De bodemkwaliteit en de diensten die de bodem levert hebben zelfs een nauw verband
met elkaar. Alleen een gezonde bodem heeft het natuurlijke vermogen om dergelijke
diensten aan de maatschappij te leveren. In die zin zijn deze diensten ook een indicator
van de bodemgezondheid. De diensten mogen door de bodemgebruiker ten volle benut worden,
mits dit op een duurzame wijze gebeurt.
Vraag 3:
Hoe denkt de Staatssecretaris over de gedachte dat functie volgt op bodem in plaats
van andersom? En hoe komt dit terug in de EU Bodemstrategie?
Antwoord 3:
Ik ben het met deze gedachte eens. In het coalitieakkoord is het principe «Water en
bodem sturend in de ruimtelijke ontwikkeling» opgenomen, wat in essentie dezelfde
betekenis heeft. Dit wordt de komende tijd verder uitgewerkt.

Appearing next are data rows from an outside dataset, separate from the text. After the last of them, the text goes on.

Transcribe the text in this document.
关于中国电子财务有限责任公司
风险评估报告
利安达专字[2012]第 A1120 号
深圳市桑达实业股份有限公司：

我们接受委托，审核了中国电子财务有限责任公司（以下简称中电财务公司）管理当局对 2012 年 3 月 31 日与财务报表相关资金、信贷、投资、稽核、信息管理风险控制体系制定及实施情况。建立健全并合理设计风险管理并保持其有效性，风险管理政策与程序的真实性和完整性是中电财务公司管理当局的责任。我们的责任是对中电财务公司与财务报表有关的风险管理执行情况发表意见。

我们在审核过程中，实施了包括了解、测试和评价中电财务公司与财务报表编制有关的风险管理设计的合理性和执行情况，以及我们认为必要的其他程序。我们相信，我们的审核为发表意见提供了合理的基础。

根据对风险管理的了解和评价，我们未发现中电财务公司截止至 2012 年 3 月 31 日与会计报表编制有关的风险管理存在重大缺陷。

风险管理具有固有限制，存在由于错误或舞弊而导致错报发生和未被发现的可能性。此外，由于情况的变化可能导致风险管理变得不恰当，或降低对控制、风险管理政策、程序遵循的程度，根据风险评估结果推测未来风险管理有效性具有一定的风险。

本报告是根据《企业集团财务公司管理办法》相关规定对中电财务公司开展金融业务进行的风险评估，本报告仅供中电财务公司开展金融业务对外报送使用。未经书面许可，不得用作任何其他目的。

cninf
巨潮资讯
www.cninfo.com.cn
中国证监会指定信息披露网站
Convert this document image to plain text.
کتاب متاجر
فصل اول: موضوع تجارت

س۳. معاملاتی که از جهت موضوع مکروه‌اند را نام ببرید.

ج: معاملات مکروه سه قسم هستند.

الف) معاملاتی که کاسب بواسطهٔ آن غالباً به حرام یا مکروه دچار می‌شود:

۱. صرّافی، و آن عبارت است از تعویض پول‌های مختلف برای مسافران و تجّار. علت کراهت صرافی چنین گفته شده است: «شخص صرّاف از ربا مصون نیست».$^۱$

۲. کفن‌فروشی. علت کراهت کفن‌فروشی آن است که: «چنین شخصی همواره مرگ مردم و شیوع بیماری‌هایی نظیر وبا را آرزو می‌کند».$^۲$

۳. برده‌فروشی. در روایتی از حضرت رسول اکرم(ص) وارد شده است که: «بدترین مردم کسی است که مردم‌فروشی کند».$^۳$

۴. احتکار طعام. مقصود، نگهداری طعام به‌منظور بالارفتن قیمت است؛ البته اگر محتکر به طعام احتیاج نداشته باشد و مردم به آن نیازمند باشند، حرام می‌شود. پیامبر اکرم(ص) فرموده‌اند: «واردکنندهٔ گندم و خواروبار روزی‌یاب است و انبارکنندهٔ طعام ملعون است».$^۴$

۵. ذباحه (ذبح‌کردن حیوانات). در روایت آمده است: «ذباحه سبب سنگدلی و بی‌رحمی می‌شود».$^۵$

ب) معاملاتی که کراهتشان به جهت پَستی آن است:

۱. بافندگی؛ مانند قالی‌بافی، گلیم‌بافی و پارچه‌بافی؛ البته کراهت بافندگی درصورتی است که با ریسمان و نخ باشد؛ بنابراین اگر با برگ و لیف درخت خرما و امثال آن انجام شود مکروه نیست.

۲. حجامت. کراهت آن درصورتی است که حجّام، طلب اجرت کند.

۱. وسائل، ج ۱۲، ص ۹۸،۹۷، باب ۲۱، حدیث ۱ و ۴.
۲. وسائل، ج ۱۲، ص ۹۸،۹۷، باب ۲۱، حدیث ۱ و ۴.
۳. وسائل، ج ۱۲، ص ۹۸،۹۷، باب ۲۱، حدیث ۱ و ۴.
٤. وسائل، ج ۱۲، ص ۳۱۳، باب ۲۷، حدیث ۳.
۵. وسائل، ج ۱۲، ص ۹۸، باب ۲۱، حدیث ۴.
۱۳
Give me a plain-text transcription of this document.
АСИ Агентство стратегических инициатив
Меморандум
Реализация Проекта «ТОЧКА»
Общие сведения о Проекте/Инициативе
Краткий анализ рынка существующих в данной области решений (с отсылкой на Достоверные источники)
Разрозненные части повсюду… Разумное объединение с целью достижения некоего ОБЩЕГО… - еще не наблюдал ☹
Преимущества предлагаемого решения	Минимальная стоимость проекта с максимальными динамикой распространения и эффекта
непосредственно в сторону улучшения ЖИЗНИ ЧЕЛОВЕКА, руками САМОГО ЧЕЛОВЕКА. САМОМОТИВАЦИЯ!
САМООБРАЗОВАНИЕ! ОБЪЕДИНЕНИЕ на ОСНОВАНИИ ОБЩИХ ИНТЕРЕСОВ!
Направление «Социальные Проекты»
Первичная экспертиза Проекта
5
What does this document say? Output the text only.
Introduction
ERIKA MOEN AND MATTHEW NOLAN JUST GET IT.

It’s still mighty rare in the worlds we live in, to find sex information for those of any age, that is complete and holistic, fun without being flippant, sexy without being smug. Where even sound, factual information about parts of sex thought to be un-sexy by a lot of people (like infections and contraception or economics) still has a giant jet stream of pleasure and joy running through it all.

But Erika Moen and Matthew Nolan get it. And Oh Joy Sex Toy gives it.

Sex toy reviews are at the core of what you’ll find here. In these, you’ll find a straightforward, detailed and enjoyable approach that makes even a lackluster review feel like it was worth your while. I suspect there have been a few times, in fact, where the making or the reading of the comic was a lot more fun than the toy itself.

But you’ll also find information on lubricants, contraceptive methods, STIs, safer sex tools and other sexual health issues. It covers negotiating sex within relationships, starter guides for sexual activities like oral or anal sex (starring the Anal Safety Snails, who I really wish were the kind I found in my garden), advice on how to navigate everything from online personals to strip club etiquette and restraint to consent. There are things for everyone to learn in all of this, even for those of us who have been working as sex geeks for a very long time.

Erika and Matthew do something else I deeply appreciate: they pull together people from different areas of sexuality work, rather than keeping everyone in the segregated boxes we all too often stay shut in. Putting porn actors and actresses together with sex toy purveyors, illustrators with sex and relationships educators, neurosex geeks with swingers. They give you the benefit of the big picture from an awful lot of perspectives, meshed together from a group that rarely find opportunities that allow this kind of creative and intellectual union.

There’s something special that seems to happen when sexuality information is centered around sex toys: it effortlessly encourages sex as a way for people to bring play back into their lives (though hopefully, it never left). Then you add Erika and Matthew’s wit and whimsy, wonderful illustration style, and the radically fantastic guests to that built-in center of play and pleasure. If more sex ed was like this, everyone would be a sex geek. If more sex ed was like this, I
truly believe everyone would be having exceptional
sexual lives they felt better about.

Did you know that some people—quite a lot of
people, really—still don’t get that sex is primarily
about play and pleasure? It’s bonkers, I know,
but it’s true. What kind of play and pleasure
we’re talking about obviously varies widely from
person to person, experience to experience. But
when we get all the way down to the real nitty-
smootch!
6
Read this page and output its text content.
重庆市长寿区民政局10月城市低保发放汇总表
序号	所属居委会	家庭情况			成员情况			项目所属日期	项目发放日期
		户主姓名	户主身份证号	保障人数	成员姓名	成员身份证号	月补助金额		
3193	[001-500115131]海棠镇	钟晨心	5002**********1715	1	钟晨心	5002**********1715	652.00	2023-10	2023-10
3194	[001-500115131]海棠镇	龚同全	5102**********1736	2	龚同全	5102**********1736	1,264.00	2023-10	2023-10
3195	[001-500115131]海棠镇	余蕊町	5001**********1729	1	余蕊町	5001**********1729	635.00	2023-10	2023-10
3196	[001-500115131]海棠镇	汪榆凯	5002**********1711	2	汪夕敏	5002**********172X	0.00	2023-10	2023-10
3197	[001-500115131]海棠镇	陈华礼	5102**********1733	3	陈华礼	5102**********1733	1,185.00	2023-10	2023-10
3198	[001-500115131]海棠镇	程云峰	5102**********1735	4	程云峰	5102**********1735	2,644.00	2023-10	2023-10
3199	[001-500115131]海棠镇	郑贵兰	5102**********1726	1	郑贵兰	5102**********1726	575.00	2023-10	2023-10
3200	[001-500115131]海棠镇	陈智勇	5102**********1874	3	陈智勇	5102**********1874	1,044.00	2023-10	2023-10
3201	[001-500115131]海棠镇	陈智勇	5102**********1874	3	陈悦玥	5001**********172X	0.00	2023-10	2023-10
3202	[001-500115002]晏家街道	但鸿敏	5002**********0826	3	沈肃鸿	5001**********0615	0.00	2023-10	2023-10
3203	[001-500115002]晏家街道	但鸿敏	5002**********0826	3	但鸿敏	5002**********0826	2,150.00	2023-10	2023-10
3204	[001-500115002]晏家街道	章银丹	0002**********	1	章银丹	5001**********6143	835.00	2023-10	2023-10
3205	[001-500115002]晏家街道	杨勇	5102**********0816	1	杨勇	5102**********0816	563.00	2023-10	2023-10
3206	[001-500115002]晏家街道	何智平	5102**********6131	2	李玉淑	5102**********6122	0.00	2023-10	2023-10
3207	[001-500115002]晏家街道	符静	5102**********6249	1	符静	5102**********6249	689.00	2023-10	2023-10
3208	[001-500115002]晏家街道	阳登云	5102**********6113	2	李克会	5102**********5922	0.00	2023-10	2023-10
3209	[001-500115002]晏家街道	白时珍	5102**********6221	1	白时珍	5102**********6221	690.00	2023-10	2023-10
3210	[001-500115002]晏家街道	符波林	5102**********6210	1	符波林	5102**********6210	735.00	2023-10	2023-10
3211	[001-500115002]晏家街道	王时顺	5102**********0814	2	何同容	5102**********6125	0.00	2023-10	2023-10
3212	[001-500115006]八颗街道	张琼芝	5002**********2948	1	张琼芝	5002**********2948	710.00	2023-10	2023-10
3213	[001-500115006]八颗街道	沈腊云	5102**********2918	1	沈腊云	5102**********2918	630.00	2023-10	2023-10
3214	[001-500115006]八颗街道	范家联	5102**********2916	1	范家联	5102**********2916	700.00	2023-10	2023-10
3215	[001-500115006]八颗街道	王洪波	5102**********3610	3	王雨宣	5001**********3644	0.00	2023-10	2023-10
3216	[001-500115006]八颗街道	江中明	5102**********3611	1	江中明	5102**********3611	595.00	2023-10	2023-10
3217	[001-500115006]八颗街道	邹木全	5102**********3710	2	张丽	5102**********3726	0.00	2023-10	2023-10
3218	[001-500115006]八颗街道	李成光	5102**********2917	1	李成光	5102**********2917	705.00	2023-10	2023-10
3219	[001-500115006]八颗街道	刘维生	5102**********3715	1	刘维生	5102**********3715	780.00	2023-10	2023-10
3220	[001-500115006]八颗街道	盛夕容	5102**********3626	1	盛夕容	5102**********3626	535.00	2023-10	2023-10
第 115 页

De EU Bodemstrategie legt meer de nadruk op vitale bodems en niet zozeer op functie
volgt bodem. Beide sporen (vitale bodem + bodem sturend) kunnen prima naast elkaar
bestaan.
Zoals reeds aangegeven in de beantwoording van vraag 1 van D66, is in het coalitieakkoord
aangegeven dat de regering bodem en water sturend wil laten zijn. Dit werk ik nu uit
en dit wordt mijn uitgangspunt bij de uitwerking van de strategie.
Onder meer in de Structuurvisie Ondergrond (STRONG) en de NOVI is het principe bodem
en water sturend al vastgelegd. Volgend op het in het coalitieakkoord vermelde principe
«water en bodem bepalend voor de ruimtelijke ordening» en het NOVI-Programma Bodem
en Ondergrond wordt dit nader uitgewerkt tot concreet gebiedsgericht beleid.
Vraag 4:
Hoe is het belang van mycorrhizaschimmels meegenomen in de EU Bodemstrategie?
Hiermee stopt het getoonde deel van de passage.